Pero hoy, en día, un conocido y prestigiado periodista victorense y artista de corte internacional está en manos del IMSS de esta tierra porque presenta un complicado cuadro cardiaco que lo pone en peligro, pero el Delegado Fernando López Gómez, ya está a su lado.

Y fue él, el delegado, quien tomo su teléfono y se comunicó con el periodista para ponerse a la orden, algo que sería justo que se reconozca por parte de quienes se dedican a los medios de comunicación, porque ahí está esa tablita que flota en el inmenso mar.

López Gómez apenas se sienta en su sillón y ya algunos lo tienen en la mira dentro del mismo sector en forma de grupillos que disfrutan de la grilla barata y arrabalera para pedir su cabeza, siendo que aun no lo conocen a la perfección para que lleguen a sentir su calidad humana.

El sector salud no está exento de la polilla y eso, huele mal, porque pasa por encima de una institución que tiene como tarea principal rescatar a todo aquello que se debe rescatar y que tiene que ver con un padre, con una madre, con un hermano o con un hijo, sea o no periodista.

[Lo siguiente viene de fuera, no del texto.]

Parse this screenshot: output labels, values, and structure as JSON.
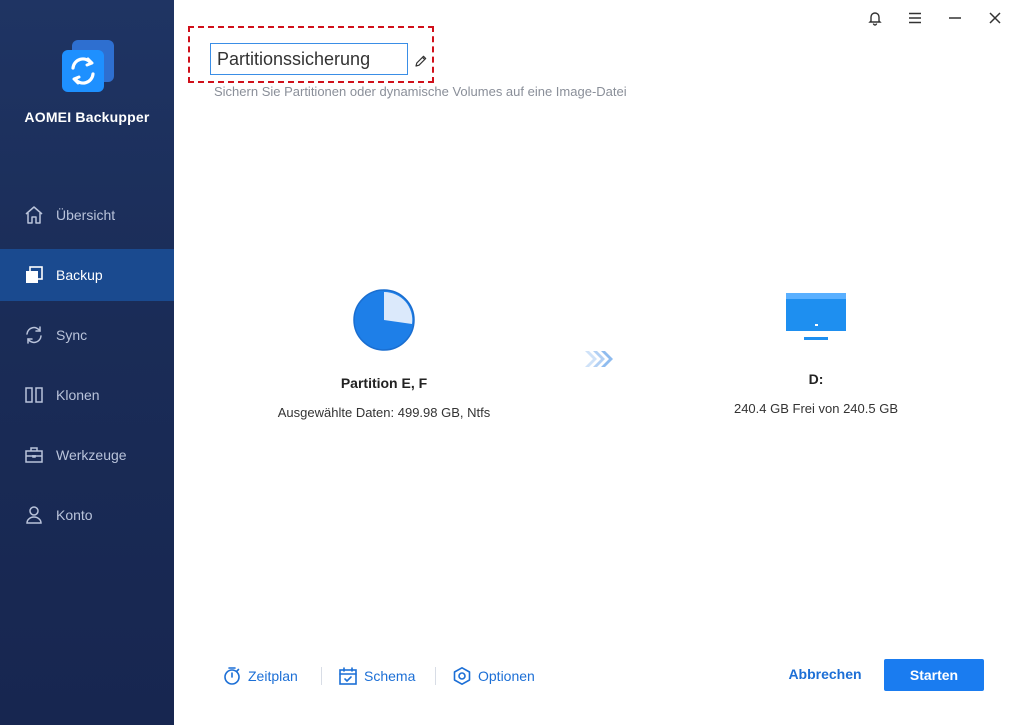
{
  "app": {
    "name": "AOMEI Backupper"
  },
  "sidebar": {
    "items": [
      {
        "label": "Übersicht",
        "icon": "home-icon"
      },
      {
        "label": "Backup",
        "icon": "backup-icon",
        "active": true
      },
      {
        "label": "Sync",
        "icon": "sync-icon"
      },
      {
        "label": "Klonen",
        "icon": "clone-icon"
      },
      {
        "label": "Werkzeuge",
        "icon": "toolbox-icon"
      },
      {
        "label": "Konto",
        "icon": "user-icon"
      }
    ]
  },
  "window_controls": [
    "bell-icon",
    "menu-icon",
    "minimize-icon",
    "close-icon"
  ],
  "task": {
    "name": "Partitionssicherung",
    "description": "Sichern Sie Partitionen oder dynamische Volumes auf eine Image-Datei"
  },
  "source": {
    "title": "Partition E, F",
    "detail": "Ausgewählte Daten: 499.98 GB, Ntfs"
  },
  "destination": {
    "title": "D:",
    "detail": "240.4 GB Frei von 240.5 GB"
  },
  "footer": {
    "schedule_label": "Zeitplan",
    "scheme_label": "Schema",
    "options_label": "Optionen",
    "cancel_label": "Abbrechen",
    "start_label": "Starten"
  },
  "colors": {
    "sidebar_bg": "#1f3463",
    "sidebar_active": "#1a4a8f",
    "accent": "#1a7cf0",
    "highlight_border": "#d0101a"
  }
}
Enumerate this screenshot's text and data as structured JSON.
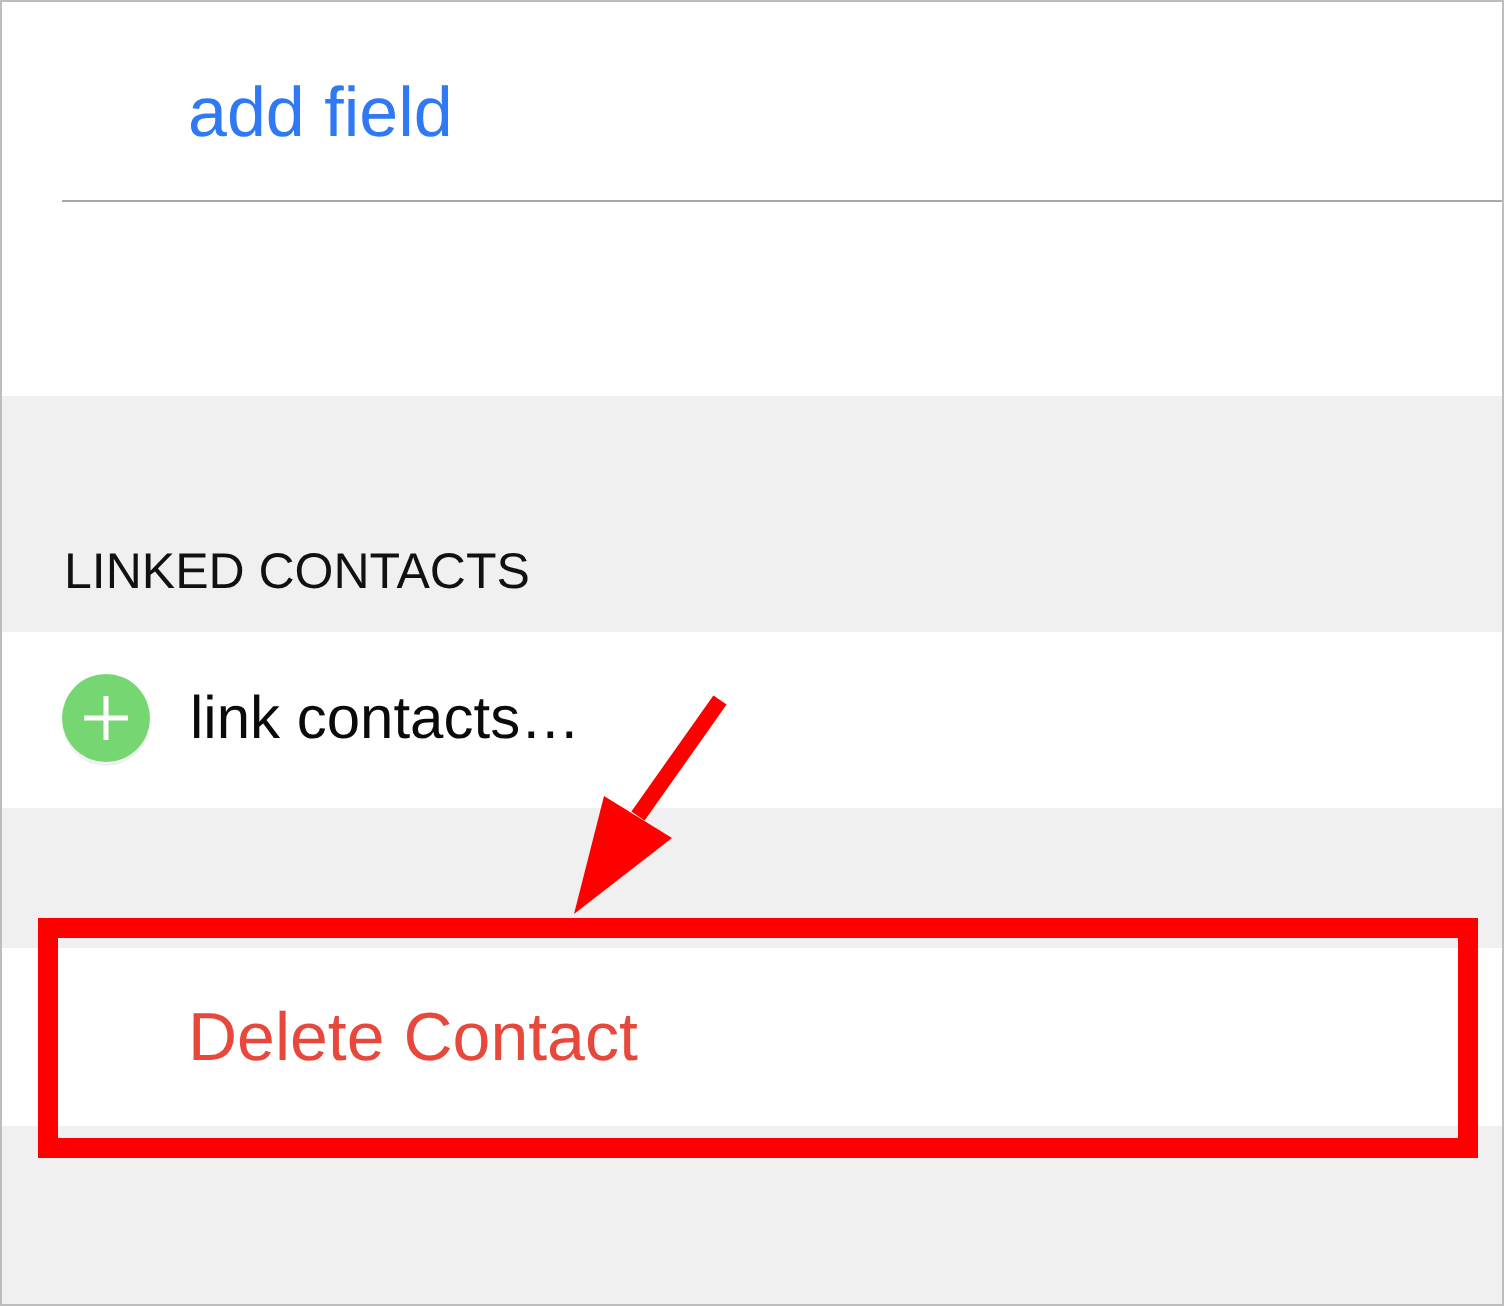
{
  "fields_section": {
    "add_field": "add field"
  },
  "linked_contacts": {
    "header": "LINKED CONTACTS",
    "items": [
      {
        "label": "link contacts…"
      }
    ]
  },
  "delete_button": {
    "label": "Delete Contact",
    "highlighted": true
  }
}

No se puede negar que se trabaja en la modestia, con aparatos de mediana calidad y en medio de numerosas necesidades, pero se debe reconocer también que miles de manos siguen abiertas para jalarte de un tirón para que recuperes la respiración.

Es seguro que el pueblo pide primero que ellos trabajen en lo suyo y que demuestren los resultados que se esperan, porque eso es mejor que tratar de linchar a quien busca que el ferrocarril vaya derecho en su vía y que no se descarrile a medio camino.

A trabajar doctores y personal del IMSS, porque aquí y allá la palabra VIDA significa, lo mismo.